In fact, it gave credibility to the ″Islamist alternative″ with the rise of political Islam in Tunisia and Egypt, as well as the growth of Islamist movements in Syria that took over the struggle against the tyranny of the Assad regime. All these were taken as indicators that Arab secular ideology has fallen after having been the cornerstone of dictatorships.
For the most part, these false claims were based on two axes: firstly, a political one, that equates the tyranny of Arab political systems to western modernity; secondly, the axis that takes advantage of what the religious sphere offers, which meant accusing tyrannical Arab political systems of being based on atheist agendas and therefore against Islam, the assumed natural state of Arabs.

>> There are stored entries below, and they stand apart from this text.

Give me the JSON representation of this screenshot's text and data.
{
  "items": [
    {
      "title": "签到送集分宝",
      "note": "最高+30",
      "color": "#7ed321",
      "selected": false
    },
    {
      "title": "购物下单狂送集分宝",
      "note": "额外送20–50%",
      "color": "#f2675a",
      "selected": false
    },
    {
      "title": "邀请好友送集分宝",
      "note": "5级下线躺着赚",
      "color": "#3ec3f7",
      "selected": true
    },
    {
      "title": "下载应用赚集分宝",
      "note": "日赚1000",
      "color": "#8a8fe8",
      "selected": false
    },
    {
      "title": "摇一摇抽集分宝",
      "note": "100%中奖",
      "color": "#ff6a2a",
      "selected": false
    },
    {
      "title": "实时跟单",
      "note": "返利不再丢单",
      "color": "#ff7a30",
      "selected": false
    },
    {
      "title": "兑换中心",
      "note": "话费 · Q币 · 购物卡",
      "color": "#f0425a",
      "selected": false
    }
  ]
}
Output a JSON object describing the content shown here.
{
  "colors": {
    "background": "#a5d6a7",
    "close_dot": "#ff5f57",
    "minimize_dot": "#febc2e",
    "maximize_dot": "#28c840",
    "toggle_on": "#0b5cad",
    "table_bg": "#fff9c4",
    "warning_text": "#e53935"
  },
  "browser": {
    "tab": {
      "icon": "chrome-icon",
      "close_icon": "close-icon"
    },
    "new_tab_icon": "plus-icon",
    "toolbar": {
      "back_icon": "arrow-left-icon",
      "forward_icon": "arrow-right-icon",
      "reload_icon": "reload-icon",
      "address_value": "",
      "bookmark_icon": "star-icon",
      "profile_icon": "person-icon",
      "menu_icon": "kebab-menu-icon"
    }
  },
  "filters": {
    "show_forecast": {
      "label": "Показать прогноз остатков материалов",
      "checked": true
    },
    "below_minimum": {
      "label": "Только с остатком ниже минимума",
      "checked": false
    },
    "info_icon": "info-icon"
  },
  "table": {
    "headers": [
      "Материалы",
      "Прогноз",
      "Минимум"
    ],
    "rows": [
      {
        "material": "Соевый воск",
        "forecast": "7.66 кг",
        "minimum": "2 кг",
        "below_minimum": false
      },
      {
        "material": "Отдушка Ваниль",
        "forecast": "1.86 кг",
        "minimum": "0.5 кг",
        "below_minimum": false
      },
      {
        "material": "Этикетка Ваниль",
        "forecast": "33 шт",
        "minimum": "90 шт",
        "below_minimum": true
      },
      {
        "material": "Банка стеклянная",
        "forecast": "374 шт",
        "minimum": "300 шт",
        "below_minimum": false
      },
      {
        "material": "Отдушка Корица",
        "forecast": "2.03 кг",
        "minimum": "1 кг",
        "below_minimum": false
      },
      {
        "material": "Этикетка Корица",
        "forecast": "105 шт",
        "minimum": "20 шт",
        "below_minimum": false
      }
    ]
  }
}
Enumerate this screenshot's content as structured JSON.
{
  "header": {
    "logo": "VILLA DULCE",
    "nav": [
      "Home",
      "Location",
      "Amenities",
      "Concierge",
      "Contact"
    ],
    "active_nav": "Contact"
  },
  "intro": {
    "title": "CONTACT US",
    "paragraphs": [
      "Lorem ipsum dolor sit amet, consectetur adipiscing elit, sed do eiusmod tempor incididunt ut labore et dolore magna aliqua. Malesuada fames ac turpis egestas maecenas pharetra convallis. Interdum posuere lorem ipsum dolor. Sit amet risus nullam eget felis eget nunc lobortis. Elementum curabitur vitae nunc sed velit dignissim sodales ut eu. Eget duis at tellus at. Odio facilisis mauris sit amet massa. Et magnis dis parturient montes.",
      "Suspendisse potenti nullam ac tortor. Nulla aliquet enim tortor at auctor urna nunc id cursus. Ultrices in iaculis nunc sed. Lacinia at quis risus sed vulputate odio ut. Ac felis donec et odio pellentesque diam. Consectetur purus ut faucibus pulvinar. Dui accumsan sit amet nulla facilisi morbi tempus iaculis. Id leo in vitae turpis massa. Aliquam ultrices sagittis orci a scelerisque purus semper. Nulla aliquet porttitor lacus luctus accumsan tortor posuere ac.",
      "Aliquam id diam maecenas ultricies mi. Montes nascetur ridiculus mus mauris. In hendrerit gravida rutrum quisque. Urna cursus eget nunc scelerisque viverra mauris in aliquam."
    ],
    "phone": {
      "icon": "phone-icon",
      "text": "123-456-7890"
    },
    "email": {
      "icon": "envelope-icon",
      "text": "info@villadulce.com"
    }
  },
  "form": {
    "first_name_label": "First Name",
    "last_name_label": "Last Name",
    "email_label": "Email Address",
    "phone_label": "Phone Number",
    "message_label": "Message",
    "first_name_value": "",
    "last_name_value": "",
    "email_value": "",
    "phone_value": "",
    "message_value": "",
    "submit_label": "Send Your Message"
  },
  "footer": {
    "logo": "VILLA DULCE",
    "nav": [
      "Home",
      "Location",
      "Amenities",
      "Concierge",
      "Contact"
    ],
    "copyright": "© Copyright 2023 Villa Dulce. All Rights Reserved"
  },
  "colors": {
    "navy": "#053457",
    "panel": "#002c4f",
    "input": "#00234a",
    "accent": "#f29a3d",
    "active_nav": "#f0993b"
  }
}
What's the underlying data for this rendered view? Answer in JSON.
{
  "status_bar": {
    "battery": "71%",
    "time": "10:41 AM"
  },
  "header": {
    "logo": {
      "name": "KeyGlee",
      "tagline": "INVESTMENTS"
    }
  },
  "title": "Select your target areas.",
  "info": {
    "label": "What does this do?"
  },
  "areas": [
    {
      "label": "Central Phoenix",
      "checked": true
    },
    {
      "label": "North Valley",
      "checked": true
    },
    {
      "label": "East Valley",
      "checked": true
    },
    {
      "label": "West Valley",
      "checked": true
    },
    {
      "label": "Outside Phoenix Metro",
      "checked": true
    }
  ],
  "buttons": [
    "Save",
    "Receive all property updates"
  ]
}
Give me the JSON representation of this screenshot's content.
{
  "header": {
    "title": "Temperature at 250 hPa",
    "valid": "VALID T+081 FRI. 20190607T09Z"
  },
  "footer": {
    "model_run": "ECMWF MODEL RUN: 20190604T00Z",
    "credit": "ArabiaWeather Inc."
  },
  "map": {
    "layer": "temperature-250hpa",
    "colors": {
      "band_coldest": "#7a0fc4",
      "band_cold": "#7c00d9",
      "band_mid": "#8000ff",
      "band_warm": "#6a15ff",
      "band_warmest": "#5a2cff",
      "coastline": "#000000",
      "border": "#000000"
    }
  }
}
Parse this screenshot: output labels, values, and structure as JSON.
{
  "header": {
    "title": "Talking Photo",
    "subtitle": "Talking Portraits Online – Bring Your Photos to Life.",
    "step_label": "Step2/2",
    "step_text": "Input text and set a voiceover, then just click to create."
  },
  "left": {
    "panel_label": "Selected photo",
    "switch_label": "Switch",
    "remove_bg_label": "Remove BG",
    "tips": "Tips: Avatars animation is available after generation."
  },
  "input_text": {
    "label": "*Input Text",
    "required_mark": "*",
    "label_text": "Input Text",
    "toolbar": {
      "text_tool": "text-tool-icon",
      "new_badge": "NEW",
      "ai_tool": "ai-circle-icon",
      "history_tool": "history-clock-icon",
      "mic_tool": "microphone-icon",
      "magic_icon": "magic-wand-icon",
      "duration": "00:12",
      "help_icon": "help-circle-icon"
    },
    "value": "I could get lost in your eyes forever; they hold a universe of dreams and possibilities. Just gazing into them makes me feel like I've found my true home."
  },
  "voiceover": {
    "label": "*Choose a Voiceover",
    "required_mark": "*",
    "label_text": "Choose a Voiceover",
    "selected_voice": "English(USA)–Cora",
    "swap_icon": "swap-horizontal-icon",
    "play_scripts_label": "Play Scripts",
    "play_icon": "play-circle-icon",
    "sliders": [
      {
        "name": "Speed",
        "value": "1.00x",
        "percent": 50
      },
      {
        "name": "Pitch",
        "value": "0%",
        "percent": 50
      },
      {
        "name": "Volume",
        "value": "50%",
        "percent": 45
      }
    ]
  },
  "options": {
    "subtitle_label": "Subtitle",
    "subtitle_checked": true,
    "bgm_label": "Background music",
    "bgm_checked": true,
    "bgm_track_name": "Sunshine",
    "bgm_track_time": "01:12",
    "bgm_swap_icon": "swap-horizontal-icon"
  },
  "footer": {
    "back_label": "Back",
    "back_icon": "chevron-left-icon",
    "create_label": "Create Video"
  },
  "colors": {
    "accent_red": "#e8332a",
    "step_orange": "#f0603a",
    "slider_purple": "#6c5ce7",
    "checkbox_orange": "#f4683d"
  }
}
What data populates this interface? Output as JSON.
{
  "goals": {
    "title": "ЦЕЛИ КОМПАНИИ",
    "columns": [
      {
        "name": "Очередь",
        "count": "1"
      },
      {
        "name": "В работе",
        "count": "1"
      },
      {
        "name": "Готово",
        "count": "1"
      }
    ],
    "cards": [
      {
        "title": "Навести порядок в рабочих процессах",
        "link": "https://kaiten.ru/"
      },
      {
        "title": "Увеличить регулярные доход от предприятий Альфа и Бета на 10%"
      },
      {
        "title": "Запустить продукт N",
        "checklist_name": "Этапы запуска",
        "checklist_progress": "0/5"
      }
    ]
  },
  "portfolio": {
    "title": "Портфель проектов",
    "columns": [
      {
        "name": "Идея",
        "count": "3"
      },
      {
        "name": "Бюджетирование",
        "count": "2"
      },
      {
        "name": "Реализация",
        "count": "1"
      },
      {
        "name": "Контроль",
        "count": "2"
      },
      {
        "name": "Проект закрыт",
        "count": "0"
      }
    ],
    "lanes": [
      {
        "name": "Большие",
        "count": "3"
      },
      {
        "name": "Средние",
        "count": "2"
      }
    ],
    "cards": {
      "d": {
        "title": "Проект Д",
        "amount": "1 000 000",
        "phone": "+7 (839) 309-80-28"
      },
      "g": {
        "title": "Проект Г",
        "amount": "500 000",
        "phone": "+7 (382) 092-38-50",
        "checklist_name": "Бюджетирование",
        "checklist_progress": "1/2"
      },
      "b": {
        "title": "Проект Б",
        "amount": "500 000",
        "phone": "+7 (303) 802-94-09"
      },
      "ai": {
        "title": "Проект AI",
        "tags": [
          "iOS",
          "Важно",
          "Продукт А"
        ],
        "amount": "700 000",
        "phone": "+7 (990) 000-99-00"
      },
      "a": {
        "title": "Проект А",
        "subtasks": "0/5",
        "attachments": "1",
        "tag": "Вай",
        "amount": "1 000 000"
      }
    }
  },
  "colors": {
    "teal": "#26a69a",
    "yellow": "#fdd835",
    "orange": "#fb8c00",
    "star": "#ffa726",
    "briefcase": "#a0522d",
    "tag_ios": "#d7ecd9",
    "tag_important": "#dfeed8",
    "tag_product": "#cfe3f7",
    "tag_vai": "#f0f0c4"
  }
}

Undoubtedly, both axes are a product of a larger foundational cultural context, especially in terms of trying to delegitimise secularism by undermining its modern content and turning it into ″just another ideology″, while regressing back to Islamic heritage as the cultural and historical path that establishes present and future Arab aspirations. This heritage is recreated a thousand times to serve the tyrant and the Islamists.
Furthermore, there is the equation of secularism with the west, which has a history of hostility against Islam. Unfortunately, Arab nationalist dictatorships have not gone against Islamists in this intellectual nonsense. On the contrary, they have always tried to prove they were more Islamic than the Islamists themselves.
Islam as a means of legitimisation – Nasser
Gamal Abdel Nasser was a good example (so are his ′successors′) with his firm nationalistic legacy and the cartoonish aspect of its modernity and secularism.
To many, Abdel Nasser was a charismatic legend who bought into a socialist ideology that was hostile to imperialism and Zionism. But the Egyptian leader was in fact born into a religious sphere and was later influenced by the Muslim Brotherhood. The fact that he remained chained to this socialist ideology until his death did not sway him from the religious intellectual frameworks within which he was raised.
Furthermore, the Islamic cultural paradigm of his nationalistic ideology was not very different from that of his Islamist opponents, such as Sayyid Qutb. His rather fierce opposition to some Islamists, was nothing more than a temporary and military tyrannical ploy which he used to protect his dictatorship; the same was for his socialist ideology and his religious mentality.